The Washington Post covers the conversion of a number of liberal Democrats to support the Iraq supplemental. They say little that's not covered in the post below this one. They do add one piece of information that will become very important:
Defense Secretary Robert M. Gates warned yesterday that if Congress does not pass the supplemental war funding bill by April 15, the Army may have to slow the training of units slated to deploy to Iraq and Afghanistan, or halt the repair of equipment. If the funding is delayed until May, he said, the tours of Army units in Iraq and Afghanistan might have to be extended "because other units are not ready to take their place."
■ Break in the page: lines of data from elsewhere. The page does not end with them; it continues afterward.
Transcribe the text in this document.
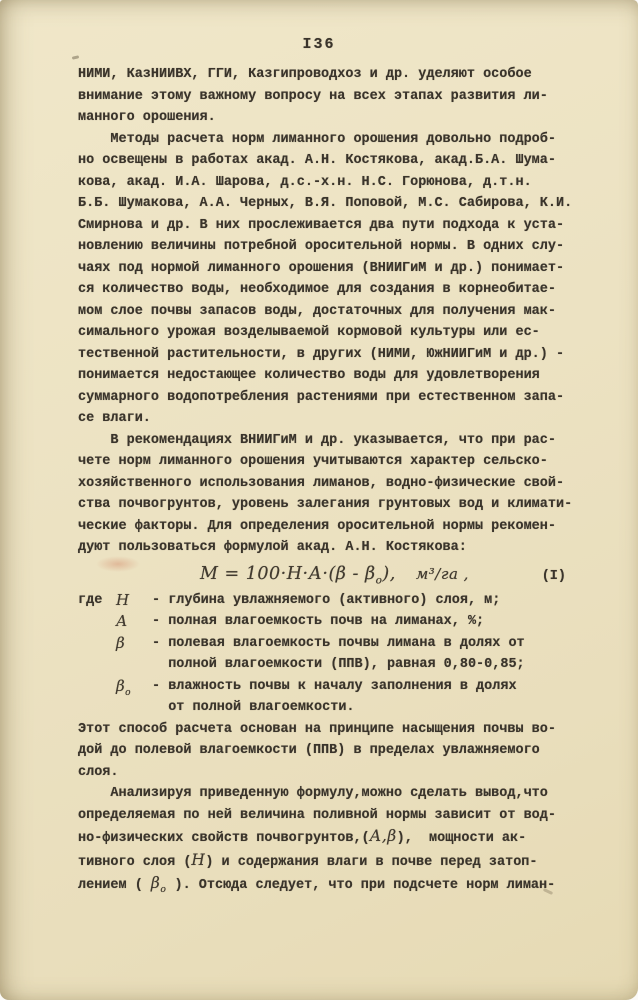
I36
НИМИ, КазНИИВХ, ГГИ, Казгипроводхоз и др. уделяют особое
внимание этому важному вопросу на всех этапах развития ли-
манного орошения.
Методы расчета норм лиманного орошения довольно подроб-
но освещены в работах акад. А.Н. Костякова, акад.Б.А. Шума-
кова, акад. И.А. Шарова, д.с.-х.н. Н.С. Горюнова, д.т.н.
Б.Б. Шумакова, А.А. Черных, В.Я. Поповой, М.С. Сабирова, К.И.
Смирнова и др. В них прослеживается два пути подхода к уста-
новлению величины потребной оросительной нормы. В одних слу-
чаях под нормой лиманного орошения (ВНИИГиМ и др.) понимает-
ся количество воды, необходимое для создания в корнеобитае-
мом слое почвы запасов воды, достаточных для получения мак-
симального урожая возделываемой кормовой культуры или ес-
тественной растительности, в других (НИМИ, ЮжНИИГиМ и др.) -
понимается недостающее количество воды для удовлетворения
суммарного водопотребления растениями при естественном запа-
се влаги.
В рекомендациях ВНИИГиМ и др. указывается, что при рас-
чете норм лиманного орошения учитываются характер сельско-
хозяйственного использования лиманов, водно-физические свой-
ства почвогрунтов, уровень залегания грунтовых вод и климати-
ческие факторы. Для определения оросительной нормы рекомен-
дуют пользоваться формулой акад. А.Н. Костякова:
$М = 100\cdot Н\cdot А\cdot(\beta - \beta_o)$, м³/га ,	(I)
где Н	- глубина увлажняемого (активного) слоя, м;
А	- полная влагоемкость почв на лиманах, %;
β	- полевая влагоемкость почвы лимана в долях от
полной влагоемкости (ППВ), равная 0,80-0,85;
$\beta_o$	- влажность почвы к началу заполнения в долях
от полной влагоемкости.
Этот способ расчета основан на принципе насыщения почвы во-
дой до полевой влагоемкости (ППВ) в пределах увлажняемого
слоя.
Анализируя приведенную формулу,можно сделать вывод,что
определяемая по ней величина поливной нормы зависит от вод-
но-физических свойств почвогрунтов,(А,β),  мощности ак-
тивного слоя (Н) и содержания влаги в почве перед затоп-
лением ( $\beta_o$ ). Отсюда следует, что при подсчете норм лиман-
I've said before that in a fight over 'strings' on the supplemental, the White House has the advantage. The President will state a willingness to consider any good ideas, but say that provisions that limit flexibility on the ground in Iraq threaten American lives. (That's not going out on a limb of course, he's already said it). He'll insist that Congress send up the funding needed to protect our men and women in the field.
Now Bob Gates has given the deadline. Congress has about a month to send up a supplemental before the administration begins to talk daily about the increased risk American troops are facing because of Congress' failure to act. Assuming that the Iraq supplemental passes the House tomorrow, Harry Reid will need to move promptly to get a stalemate in the Senate that will allow the House Appropriations Committee to go back to work on the real supplemental bill - the one that the President will sign.
So this kabuki has only a few more weeks to run.